Naturally, it's very tempting to just send out a presentation as a PDF, or the link to the website prototype via email. This way, the client gets to look at the draft for as long as he wants, as well as read through provided comments or explanations.
Especially those that don't consider themselves to be great speakers and convincers may prefer this type of presentation. Not only because it saves time, and possibly takes less effort. You also avoid the alleged danger of a poor "performance."
Don't Underestimate Direct Contact
Nonetheless, an internet presentation - whether it's an email with a PDF attachment or a simple link - comes with big risks. While you as the designer or developer wait on the client's reply, you have no influence on how the blueprint is perceived.
You are unable to immediately address criticism and open questions. Often, a draft is handed over to a colleague, asking them for their impression. Family members and friends are also a popular way to get input on the draft. In the end, about a dozen of people may have seen and thought about your draft. In a lot of cases, the general opinion will be more on the negative side.
That's because designers and developers focus on usability, target audience, and other objective aspects, while clients - and all other people that saw the outline - decide with a simple, personal "like" or "dislike."
Presenting on site, however, allows you to address criticism and questions right away. Ambiguities can be removed quickly, or don't even come up. Suggestions for changes are another thing you get to react to instantly.
Client-sided suggestions for changes and improvements are often a delicate topic. Not every suggestion works for the client. In a personal conversation, these proposals can be turned down, and explained easier.
Even Presentation Grouches Should Present On Location
Although it seems simple to forgo an on-site presentation, even presentation grouches should swallow the seemingly bitter pill. Even with the best ideas, you'll often have to convince people first. The best way to do so is personal and direct. You don't need to be a rhetorical expert to do so.
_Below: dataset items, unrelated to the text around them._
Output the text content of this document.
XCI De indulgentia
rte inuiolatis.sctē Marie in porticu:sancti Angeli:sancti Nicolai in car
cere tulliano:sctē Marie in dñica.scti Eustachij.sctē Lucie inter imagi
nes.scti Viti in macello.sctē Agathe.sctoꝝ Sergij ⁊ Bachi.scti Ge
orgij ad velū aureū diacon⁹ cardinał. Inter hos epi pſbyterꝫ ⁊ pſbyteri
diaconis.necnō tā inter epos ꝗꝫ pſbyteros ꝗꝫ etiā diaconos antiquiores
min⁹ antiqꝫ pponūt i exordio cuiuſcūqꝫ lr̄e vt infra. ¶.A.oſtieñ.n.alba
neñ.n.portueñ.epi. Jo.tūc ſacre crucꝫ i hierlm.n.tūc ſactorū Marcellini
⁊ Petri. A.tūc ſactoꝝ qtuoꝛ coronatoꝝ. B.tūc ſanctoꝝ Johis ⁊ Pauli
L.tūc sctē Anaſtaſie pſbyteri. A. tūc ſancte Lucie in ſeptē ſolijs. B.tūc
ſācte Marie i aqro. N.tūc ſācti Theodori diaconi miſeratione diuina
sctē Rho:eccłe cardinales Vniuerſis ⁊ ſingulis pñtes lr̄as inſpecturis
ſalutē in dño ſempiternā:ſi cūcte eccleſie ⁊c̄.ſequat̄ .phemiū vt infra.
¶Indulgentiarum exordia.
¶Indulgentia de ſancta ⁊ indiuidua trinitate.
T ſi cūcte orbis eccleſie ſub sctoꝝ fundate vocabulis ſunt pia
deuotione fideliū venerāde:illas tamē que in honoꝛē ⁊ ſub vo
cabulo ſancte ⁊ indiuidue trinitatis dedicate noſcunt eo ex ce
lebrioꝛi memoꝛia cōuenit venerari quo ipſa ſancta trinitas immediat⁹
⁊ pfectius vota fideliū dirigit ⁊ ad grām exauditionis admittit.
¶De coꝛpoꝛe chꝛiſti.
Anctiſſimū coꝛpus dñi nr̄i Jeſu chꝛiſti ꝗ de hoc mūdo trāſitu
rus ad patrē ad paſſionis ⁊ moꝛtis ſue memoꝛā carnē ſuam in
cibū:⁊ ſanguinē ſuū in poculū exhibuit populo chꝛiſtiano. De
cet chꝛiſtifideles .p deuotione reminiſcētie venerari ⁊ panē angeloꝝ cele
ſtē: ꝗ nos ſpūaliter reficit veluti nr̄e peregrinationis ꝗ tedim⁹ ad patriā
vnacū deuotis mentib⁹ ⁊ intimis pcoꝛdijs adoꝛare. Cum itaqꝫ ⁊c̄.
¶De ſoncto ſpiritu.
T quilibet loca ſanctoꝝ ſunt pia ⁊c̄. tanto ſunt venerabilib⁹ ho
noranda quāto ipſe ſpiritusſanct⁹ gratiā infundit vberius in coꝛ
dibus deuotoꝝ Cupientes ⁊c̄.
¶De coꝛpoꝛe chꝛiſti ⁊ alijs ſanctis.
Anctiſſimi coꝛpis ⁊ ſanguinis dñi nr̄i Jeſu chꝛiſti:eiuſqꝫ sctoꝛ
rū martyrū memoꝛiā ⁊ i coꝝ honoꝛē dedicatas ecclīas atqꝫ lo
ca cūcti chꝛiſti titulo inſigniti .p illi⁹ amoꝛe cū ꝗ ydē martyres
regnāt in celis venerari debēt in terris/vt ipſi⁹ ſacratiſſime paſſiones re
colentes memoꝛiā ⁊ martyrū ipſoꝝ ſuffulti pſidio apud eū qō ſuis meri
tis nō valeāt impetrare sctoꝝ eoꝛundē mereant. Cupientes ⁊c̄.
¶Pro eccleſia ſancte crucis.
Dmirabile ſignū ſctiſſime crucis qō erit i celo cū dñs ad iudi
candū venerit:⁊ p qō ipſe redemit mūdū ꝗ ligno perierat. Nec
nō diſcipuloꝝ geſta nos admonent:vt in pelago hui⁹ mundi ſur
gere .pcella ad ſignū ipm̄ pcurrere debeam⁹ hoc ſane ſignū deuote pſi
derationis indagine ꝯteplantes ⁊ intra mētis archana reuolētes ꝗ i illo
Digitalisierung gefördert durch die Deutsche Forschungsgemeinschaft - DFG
If you're convinced of your work, you should be able to show this to your client.
Cards with keywords or small PowerPoint presentations help you to not get off track during a speech.
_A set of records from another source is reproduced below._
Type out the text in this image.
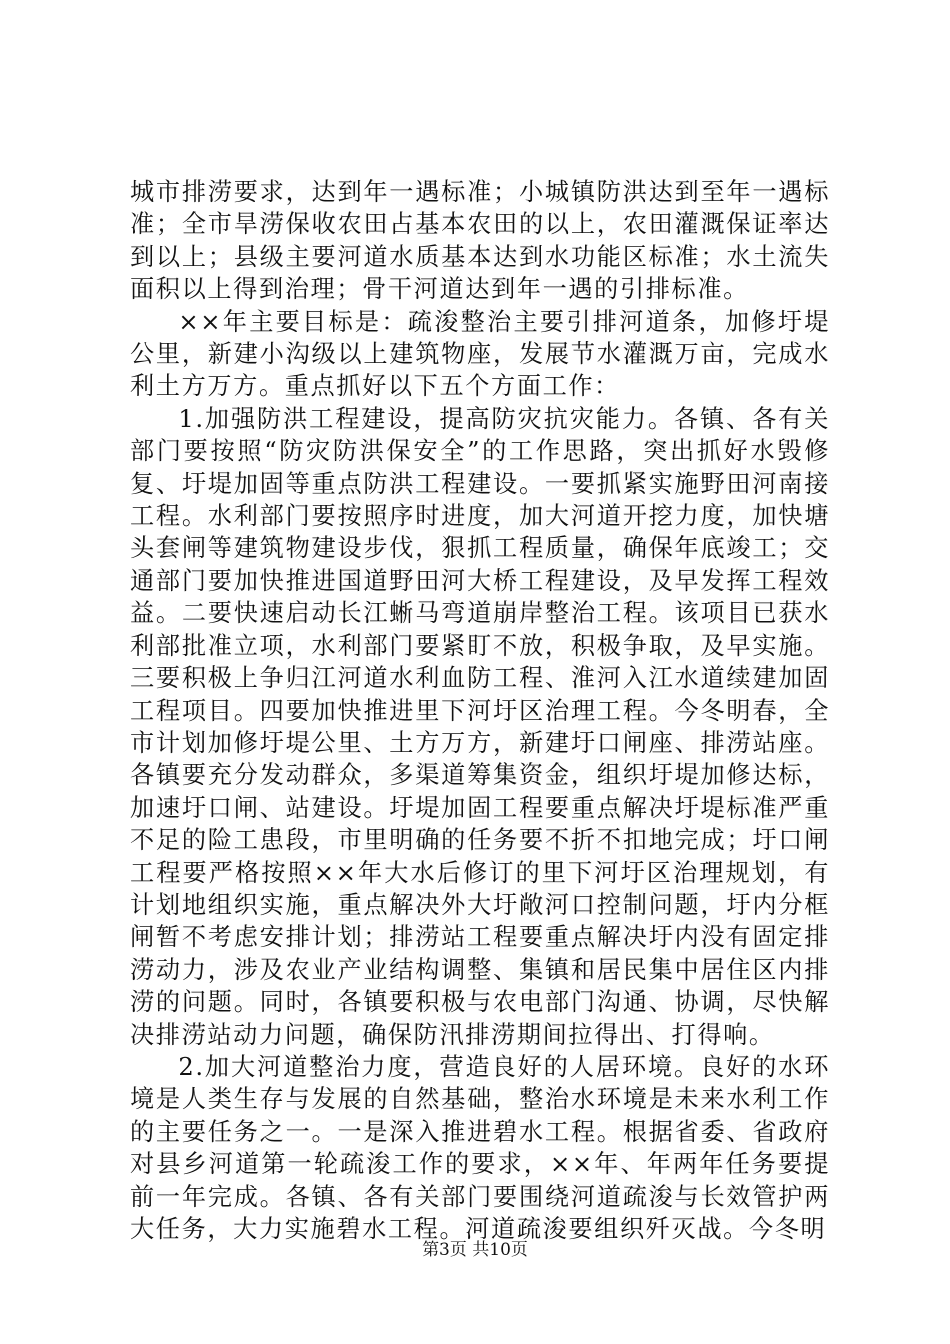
城市排涝要求，达到年一遇标准；小城镇防洪达到至年一遇标准；全市旱涝保收农田占基本农田的以上，农田灌溉保证率达到以上；县级主要河道水质基本达到水功能区标准；水土流失面积以上得到治理；骨干河道达到年一遇的引排标准。

××年主要目标是：疏浚整治主要引排河道条，加修圩堤公里，新建小沟级以上建筑物座，发展节水灌溉万亩，完成水利土方万方。重点抓好以下五个方面工作：

1.加强防洪工程建设，提高防灾抗灾能力。各镇、各有关部门要按照“防灾防洪保安全”的工作思路，突出抓好水毁修复、圩堤加固等重点防洪工程建设。一要抓紧实施野田河南接工程。水利部门要按照序时进度，加大河道开挖力度，加快塘头套闸等建筑物建设步伐，狠抓工程质量，确保年底竣工；交通部门要加快推进国道野田河大桥工程建设，及早发挥工程效益。二要快速启动长江蜥马弯道崩岸整治工程。该项目已获水利部批准立项，水利部门要紧盯不放，积极争取，及早实施。三要积极上争归江河道水利血防工程、淮河入江水道续建加固工程项目。四要加快推进里下河圩区治理工程。今冬明春，全市计划加修圩堤公里、土方万方，新建圩口闸座、排涝站座。各镇要充分发动群众，多渠道筹集资金，组织圩堤加修达标，加速圩口闸、站建设。圩堤加固工程要重点解决圩堤标准严重不足的险工患段，市里明确的任务要不折不扣地完成；圩口闸工程要严格按照××年大水后修订的里下河圩区治理规划，有计划地组织实施，重点解决外大圩敞河口控制问题，圩内分框闸暂不考虑安排计划；排涝站工程要重点解决圩内没有固定排涝动力，涉及农业产业结构调整、集镇和居民集中居住区内排涝的问题。同时，各镇要积极与农电部门沟通、协调，尽快解决排涝站动力问题，确保防汛排涝期间拉得出、打得响。

2.加大河道整治力度，营造良好的人居环境。良好的水环境是人类生存与发展的自然基础，整治水环境是未来水利工作的主要任务之一。一是深入推进碧水工程。根据省委、省政府对县乡河道第一轮疏浚工作的要求，××年、年两年任务要提前一年完成。各镇、各有关部门要围绕河道疏浚与长效管护两大任务，大力实施碧水工程。河道疏浚要组织歼灭战。今冬明

第3页 共10页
When Email Presentations Make Sense
Although on-site presentations are sensible and necessary in many cases, of course, there are plenty of situations where an email presentation is entirely fine. If the design and realization have already been discussed, or even determined, the risk of general criticism that has to be addressed right away is low.
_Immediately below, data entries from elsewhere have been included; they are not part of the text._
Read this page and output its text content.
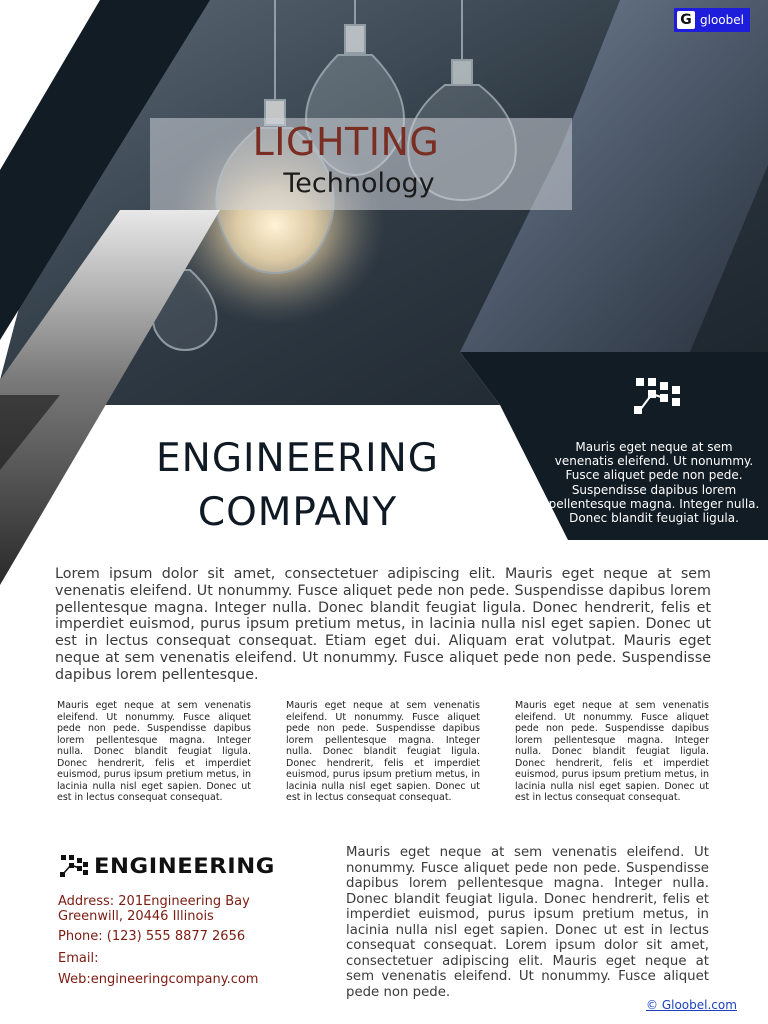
G gloobel
LIGHTING
Technology
ENGINEERING
COMPANY
Mauris eget neque at sem venenatis eleifend. Ut nonummy. Fusce aliquet pede non pede. Suspendisse dapibus lorem pellentesque magna. Integer nulla. Donec blandit feugiat ligula.
Lorem ipsum dolor sit amet, consectetuer adipiscing elit. Mauris eget neque at sem venenatis eleifend. Ut nonummy. Fusce aliquet pede non pede. Suspendisse dapibus lorem pellentesque magna. Integer nulla. Donec blandit feugiat ligula. Donec hendrerit, felis et imperdiet euismod, purus ipsum pretium metus, in lacinia nulla nisl eget sapien. Donec ut est in lectus consequat consequat. Etiam eget dui. Aliquam erat volutpat. Mauris eget neque at sem venenatis eleifend. Ut nonummy. Fusce aliquet pede non pede. Suspendisse dapibus lorem pellentesque.
Mauris eget neque at sem venenatis eleifend. Ut nonummy. Fusce aliquet pede non pede. Suspendisse dapibus lorem pellentesque magna. Integer nulla. Donec blandit feugiat ligula. Donec hendrerit, felis et imperdiet euismod, purus ipsum pretium metus, in lacinia nulla nisl eget sapien. Donec ut est in lectus consequat consequat.
Mauris eget neque at sem venenatis eleifend. Ut nonummy. Fusce aliquet pede non pede. Suspendisse dapibus lorem pellentesque magna. Integer nulla. Donec blandit feugiat ligula. Donec hendrerit, felis et imperdiet euismod, purus ipsum pretium metus, in lacinia nulla nisl eget sapien. Donec ut est in lectus consequat consequat.
Mauris eget neque at sem venenatis eleifend. Ut nonummy. Fusce aliquet pede non pede. Suspendisse dapibus lorem pellentesque magna. Integer nulla. Donec blandit feugiat ligula. Donec hendrerit, felis et imperdiet euismod, purus ipsum pretium metus, in lacinia nulla nisl eget sapien. Donec ut est in lectus consequat consequat.
ENGINEERING
Address: 201Engineering Bay
Greenwill, 20446 Illinois
Phone: (123) 555 8877 2656
Email:
Web:engineeringcompany.com
Mauris eget neque at sem venenatis eleifend. Ut nonummy. Fusce aliquet pede non pede. Suspendisse dapibus lorem pellentesque magna. Integer nulla. Donec blandit feugiat ligula. Donec hendrerit, felis et imperdiet euismod, purus ipsum pretium metus, in lacinia nulla nisl eget sapien. Donec ut est in lectus consequat consequat. Lorem ipsum dolor sit amet, consectetuer adipiscing elit. Mauris eget neque at sem venenatis eleifend. Ut nonummy. Fusce aliquet pede non pede.
© Gloobel.com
Here, there's no reason to send intermediate results or a finished project to your client. There's nothing wrong with the email route when it comes to small projects with the effort of an on-site presentation bearing no relation to the budget.
In any case, with an email presentation, you should always ask for questions or ambiguities, to be able to react to them as soon as possible.
Combination of On-Site and Internet Presentations
Especially with big projects, one presentation won't always do the trick. Between the presentation of the layout, concept, and the final presentation, it makes sense to show the client intermediate steps as well, to get their permission.
Here, you don't always have to set up an on location presentation. To solve a bunch of details that come up in larger projects, it is recommended to use tools that ease the workflow of these projects.
Web applications like "Live Capture" by InVision and Diigo allow you to upload drafts, and seek feedback. Here, it's possible to draw on the drafts, as well as place comments directly within the draft.
Even in larger teams, it is feasible to answer any questions, and any design or concept errors can be determined. Thanks to these tools, this is very uncomplicated and faster than trying to solve all these issues via email or phone.
In general, an email can rarely replace a personal presentation. Instead, digital forms of presentation should mainly be used as additional means of cooperation, to lead a project to its successful end.